Considering each of these factors may help in identifying the best approach to producing machine-readable text for a particular project. However, each of these elements must be examined in the context of the overall mission of the project. It is only in this context that the best method that offers the fullest level of support for the goals of the project within the constraints of time and budget can be identified.

Notes
1.
. The received scholarly tradition, sometimes called "the Langland myth," is that William Langland, a London chantry priest originally from southwest Worcestershire, wrote the three versions in the order A, B, C. Recently, scholars have presented various arguments that would change that order, placing the B text first with A and C representing later redactions.
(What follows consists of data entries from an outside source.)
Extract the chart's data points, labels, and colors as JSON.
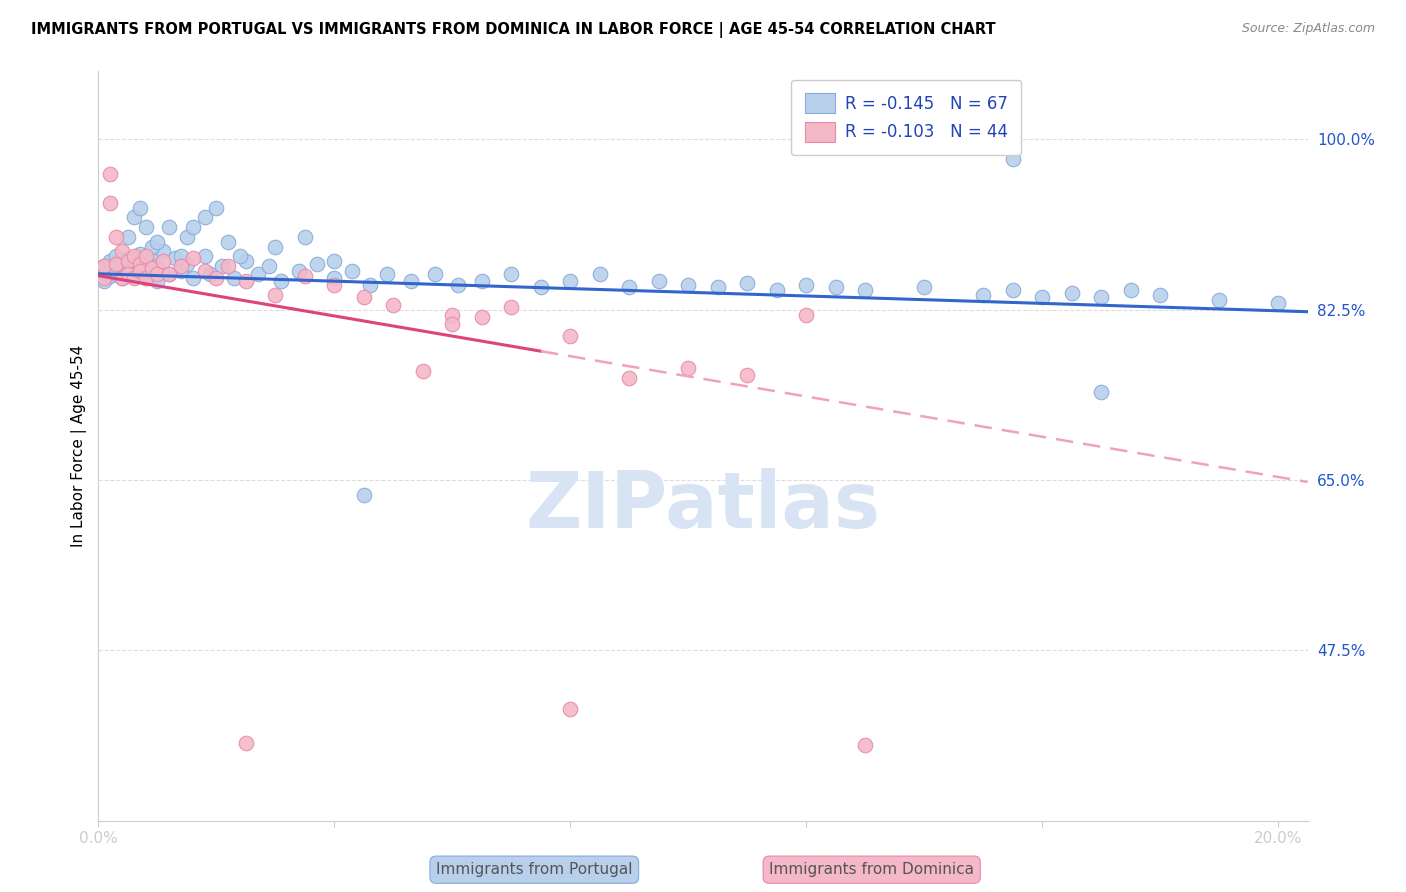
{
  "title": "IMMIGRANTS FROM PORTUGAL VS IMMIGRANTS FROM DOMINICA IN LABOR FORCE | AGE 45-54 CORRELATION CHART",
  "source": "Source: ZipAtlas.com",
  "ylabel": "In Labor Force | Age 45-54",
  "xlim": [
    0.0,
    0.205
  ],
  "ylim": [
    0.3,
    1.07
  ],
  "ytick_labels_right": [
    "100.0%",
    "82.5%",
    "65.0%",
    "47.5%"
  ],
  "ytick_vals_right": [
    1.0,
    0.825,
    0.65,
    0.475
  ],
  "legend_entries": [
    {
      "label": "R = -0.145   N = 67",
      "color": "#b8d0ec"
    },
    {
      "label": "R = -0.103   N = 44",
      "color": "#f4b8c8"
    }
  ],
  "legend_text_color": "#2244bb",
  "portugal_color": "#b8d0ec",
  "portugal_edge_color": "#88aad8",
  "dominica_color": "#f4b8c8",
  "dominica_edge_color": "#e888aa",
  "trend_portugal_color": "#3366cc",
  "trend_dominica_solid_color": "#dd4477",
  "trend_dominica_dash_color": "#f0a0c0",
  "watermark": "ZIPatlas",
  "watermark_color": "#d8e4f4",
  "grid_color": "#dddddd",
  "trend_portugal_y0": 0.862,
  "trend_portugal_y1": 0.823,
  "trend_dominica_y0": 0.86,
  "trend_dominica_y1": 0.648,
  "trend_dominica_solid_x_end": 0.075,
  "trend_dominica_dash_x_start": 0.075,
  "trend_dominica_dash_x_end": 0.205,
  "portugal_scatter_x": [
    0.001,
    0.001,
    0.002,
    0.002,
    0.003,
    0.003,
    0.004,
    0.004,
    0.005,
    0.005,
    0.006,
    0.006,
    0.007,
    0.007,
    0.008,
    0.008,
    0.009,
    0.009,
    0.01,
    0.01,
    0.011,
    0.012,
    0.013,
    0.014,
    0.015,
    0.016,
    0.018,
    0.019,
    0.021,
    0.023,
    0.025,
    0.027,
    0.029,
    0.031,
    0.034,
    0.037,
    0.04,
    0.043,
    0.046,
    0.049,
    0.053,
    0.057,
    0.061,
    0.065,
    0.07,
    0.075,
    0.08,
    0.085,
    0.09,
    0.095,
    0.1,
    0.105,
    0.11,
    0.115,
    0.12,
    0.125,
    0.13,
    0.14,
    0.15,
    0.155,
    0.16,
    0.165,
    0.17,
    0.175,
    0.18,
    0.19,
    0.2
  ],
  "portugal_scatter_y": [
    0.855,
    0.87,
    0.86,
    0.875,
    0.862,
    0.88,
    0.858,
    0.872,
    0.865,
    0.878,
    0.86,
    0.875,
    0.868,
    0.882,
    0.87,
    0.858,
    0.864,
    0.876,
    0.87,
    0.855,
    0.885,
    0.862,
    0.878,
    0.865,
    0.872,
    0.858,
    0.88,
    0.862,
    0.87,
    0.858,
    0.875,
    0.862,
    0.87,
    0.855,
    0.865,
    0.872,
    0.858,
    0.865,
    0.85,
    0.862,
    0.855,
    0.862,
    0.85,
    0.855,
    0.862,
    0.848,
    0.855,
    0.862,
    0.848,
    0.855,
    0.85,
    0.848,
    0.852,
    0.845,
    0.85,
    0.848,
    0.845,
    0.848,
    0.84,
    0.845,
    0.838,
    0.842,
    0.838,
    0.845,
    0.84,
    0.835,
    0.832
  ],
  "portugal_scatter_y_outliers": [
    0.98,
    0.9,
    0.92,
    0.93,
    0.91,
    0.89,
    0.895,
    0.91,
    0.88,
    0.9,
    0.91,
    0.92,
    0.93,
    0.895,
    0.88,
    0.89,
    0.9,
    0.875,
    0.635,
    0.74
  ],
  "portugal_scatter_x_outliers": [
    0.155,
    0.005,
    0.006,
    0.007,
    0.008,
    0.009,
    0.01,
    0.012,
    0.014,
    0.015,
    0.016,
    0.018,
    0.02,
    0.022,
    0.024,
    0.03,
    0.035,
    0.04,
    0.045,
    0.17
  ],
  "dominica_scatter_x": [
    0.001,
    0.001,
    0.002,
    0.002,
    0.003,
    0.003,
    0.004,
    0.004,
    0.005,
    0.005,
    0.006,
    0.006,
    0.007,
    0.007,
    0.008,
    0.008,
    0.009,
    0.01,
    0.011,
    0.012,
    0.014,
    0.016,
    0.018,
    0.02,
    0.022,
    0.025,
    0.03,
    0.035,
    0.04,
    0.045,
    0.05,
    0.055,
    0.06,
    0.065,
    0.07,
    0.08,
    0.09,
    0.1,
    0.11,
    0.12,
    0.025,
    0.06,
    0.08,
    0.13
  ],
  "dominica_scatter_y": [
    0.858,
    0.87,
    0.965,
    0.935,
    0.9,
    0.872,
    0.885,
    0.858,
    0.875,
    0.862,
    0.88,
    0.858,
    0.872,
    0.865,
    0.88,
    0.858,
    0.868,
    0.862,
    0.875,
    0.862,
    0.87,
    0.878,
    0.865,
    0.858,
    0.87,
    0.855,
    0.84,
    0.86,
    0.85,
    0.838,
    0.83,
    0.762,
    0.82,
    0.818,
    0.828,
    0.798,
    0.755,
    0.765,
    0.758,
    0.82,
    0.38,
    0.81,
    0.415,
    0.378
  ]
}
The chief proponents of the revisionist argument have been Anne Hudson, John Bowers, Jill Mann, and C. David Benson. See Kane, “Open Letter.” for references to the relevant scholarship. David Benson's argument is to appear in a forthcoming study of the textual traditions of Piers Plowman.
2.
A process of double keyboarding using relatively unskilled labor has been used to reproduce printed texts. This method offers nothing to the scholar who wants to create an edition from manuscript materials. Furthermore, double keyboarding depends upon the questionable assumption that two typists working independently will not make the same mistake in the same place. Ubiquitous coincidental variation among the original manuscripts suggests that such errors are probable.
3.
We owe grateful thanks to Daniel Pitti, Project Director of the Institute for Advanced Technology in the Humanities, for setting up the combined word processor and nsgmls parser for us.